More and more colleges and students alike have realized this, beginning to advocate for the SAT and ACT to not be a requirement for college admissions.
I believe that they should be done away with for good.
One of the biggest criticisms lobbed at the ACT and SAT is that they don’t measure learning that happens in school. In other words, they aren’t reflective in the type of learning that many teachers hope to promote.
“As for what my colleagues and I value, which are problem solving skills, perseverance and problem solving, it’s not accurate to the values that we hope we get across in our lessons,” Mr. Jury (Advanced Precalculus and Honors Calculus) said.
These two tests focus on speed and don’t promote problem solving or how to completely understand material. The math section often boils down to calculator skills and not necessarily how the material is applicable.
Often a different type of studying is needed, since these tests measure a different skill than what is taught. Meaning that extra resources (such as tutors, books and practice tests) are required to get a grasp of the tests and crack the code, so to speak. This often means lower-income students, the students who often rely on getting higher scores on the ACT and SAT for more scholarship money, are presented with an extra roadblock compared to higher income students with access to outside materials.
The ACT and SAT, in essence, don’t reflect the academic merits of applicants. One study found that making admissions tests optional did not impact students’ graduation rates or GPAs in college. Students who did not submit scores were often minorities, lower-income students limit or keep these groups of students out of the college system.
The recent change to the SAT isn’t the first overhaul in even a decade. The SAT revised its content back in 2014 and made it so wrong answers no longer penalized your score and the writing section became optional. In 2021, the writing section was done away with for good, along with SAT subject tests, a previous requirement for some elite colleges.
The College Board has realized that it’s reign in the education market is starting to weaken as many point out flaws in its test that is supposed to act as the marker for a great student. The SAT writing section in particular was found to be seriously flawed, with a study by MIT Professor Les Perlemen finding that it didn’t necessarily reward talent in writing.

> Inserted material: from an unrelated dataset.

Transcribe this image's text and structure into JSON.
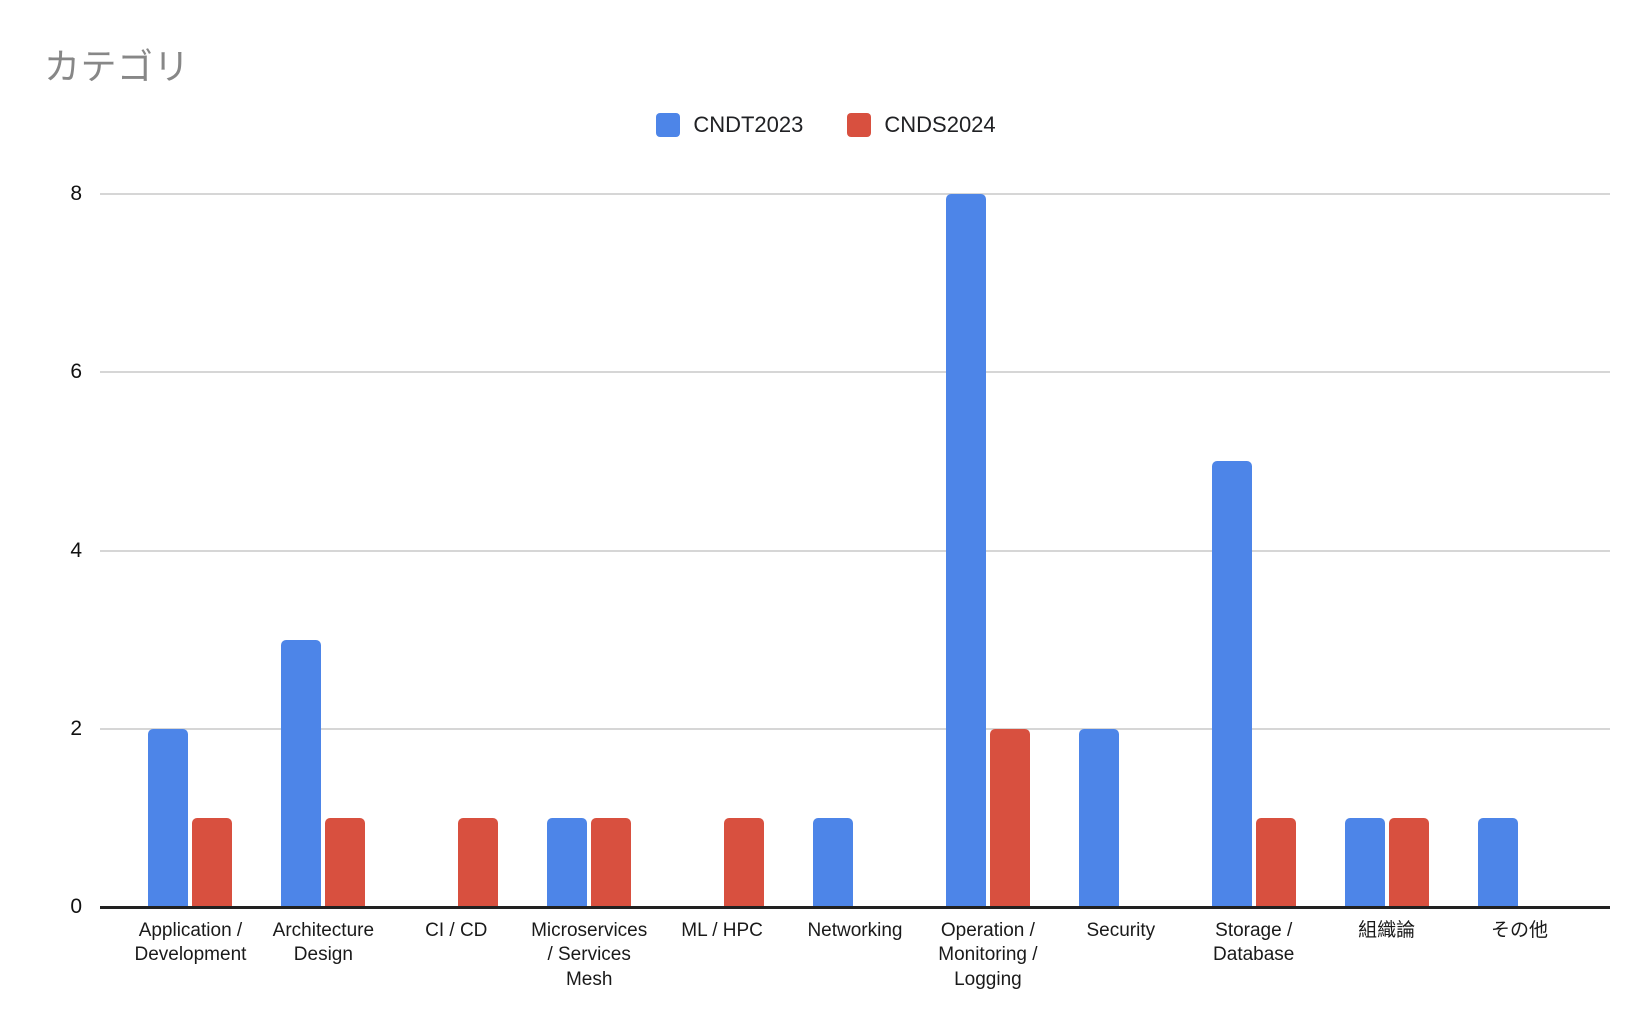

Rather, high scores were achieved by using favored characteristics (such as quotes of famous people, fancy words and overall writing a large amount) that, regardless of relevance to the topic, earned a higher score on average.
So what’s next? College admissions offices are still flooded with thousands of applications each year and must sift through them all quickly. A simple, recognizable number that tests like the SAT and ACT provided were a perfect solution to this problem; but, with their reliability and credibility increasingly under fire, colleges must find an alternative.

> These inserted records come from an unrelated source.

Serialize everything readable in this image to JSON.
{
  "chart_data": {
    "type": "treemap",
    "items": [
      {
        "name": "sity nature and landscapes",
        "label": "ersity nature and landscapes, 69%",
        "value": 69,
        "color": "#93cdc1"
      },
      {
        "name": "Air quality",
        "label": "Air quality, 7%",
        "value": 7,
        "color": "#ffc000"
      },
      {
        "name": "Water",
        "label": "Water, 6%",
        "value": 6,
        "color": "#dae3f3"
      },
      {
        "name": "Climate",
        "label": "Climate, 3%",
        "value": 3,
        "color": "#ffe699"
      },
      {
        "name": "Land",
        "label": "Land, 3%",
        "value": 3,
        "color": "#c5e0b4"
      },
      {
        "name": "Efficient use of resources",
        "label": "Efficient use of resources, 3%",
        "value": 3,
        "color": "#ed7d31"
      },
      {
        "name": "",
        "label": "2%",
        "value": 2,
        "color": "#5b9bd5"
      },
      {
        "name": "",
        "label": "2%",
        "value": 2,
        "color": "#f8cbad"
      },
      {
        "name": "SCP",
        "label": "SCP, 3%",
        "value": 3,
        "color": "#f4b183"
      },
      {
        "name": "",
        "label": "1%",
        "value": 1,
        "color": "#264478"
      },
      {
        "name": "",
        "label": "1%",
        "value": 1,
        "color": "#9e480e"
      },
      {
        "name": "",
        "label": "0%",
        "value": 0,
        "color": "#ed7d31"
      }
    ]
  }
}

Although I don’t have a great answer for this problem, the college admissions system should be working towards not just a better measure of success, but one that focuses on what’s learned in high school classes.

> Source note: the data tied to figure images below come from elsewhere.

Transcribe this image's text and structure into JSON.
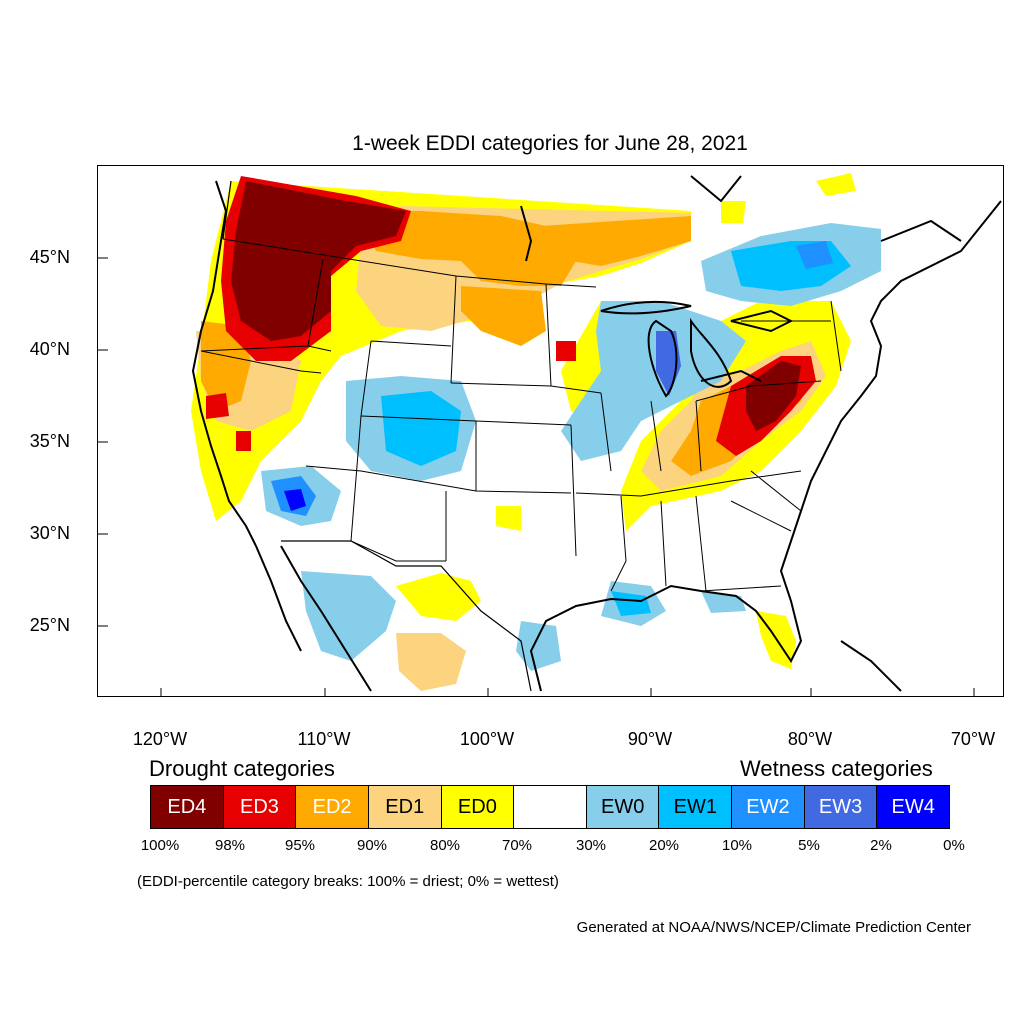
{
  "title": "1-week EDDI categories for June 28, 2021",
  "lat_labels": [
    "45°N",
    "40°N",
    "35°N",
    "30°N",
    "25°N"
  ],
  "lon_labels": [
    "120°W",
    "110°W",
    "100°W",
    "90°W",
    "80°W",
    "70°W"
  ],
  "legend": {
    "drought_heading": "Drought categories",
    "wetness_heading": "Wetness categories",
    "categories": [
      {
        "label": "ED4",
        "color": "#800000",
        "text_color": "#ffffff"
      },
      {
        "label": "ED3",
        "color": "#e60000",
        "text_color": "#ffffff"
      },
      {
        "label": "ED2",
        "color": "#ffaa00",
        "text_color": "#ffffff"
      },
      {
        "label": "ED1",
        "color": "#fcd37f",
        "text_color": "#000000"
      },
      {
        "label": "ED0",
        "color": "#ffff00",
        "text_color": "#000000"
      },
      {
        "label": "",
        "color": "#ffffff",
        "text_color": "#000000"
      },
      {
        "label": "EW0",
        "color": "#87ceeb",
        "text_color": "#000000"
      },
      {
        "label": "EW1",
        "color": "#00bfff",
        "text_color": "#000000"
      },
      {
        "label": "EW2",
        "color": "#1e90ff",
        "text_color": "#ffffff"
      },
      {
        "label": "EW3",
        "color": "#4169e1",
        "text_color": "#ffffff"
      },
      {
        "label": "EW4",
        "color": "#0000ff",
        "text_color": "#ffffff"
      }
    ],
    "breaks": [
      "100%",
      "98%",
      "95%",
      "90%",
      "80%",
      "70%",
      "30%",
      "20%",
      "10%",
      "5%",
      "2%",
      "0%"
    ]
  },
  "breaks_note": "(EDDI-percentile category breaks: 100% = driest; 0% = wettest)",
  "credit": "Generated at NOAA/NWS/NCEP/Climate Prediction Center"
}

Education is propagated as the great equalizer, that it is the key to success. There is truth to that. A study conducted by the National Bureau of Economic Research found that lower-income students admitted to elite colleges often end up with similar earnings outcomes as students from a high-income background. However, the SAT and ACT hold back many who deserve the opportunity and who have the ability to succeed. Discontinuing the SAT and ACT alone won’t be the answer to creating a more equitable education system, but it’s a good place to start.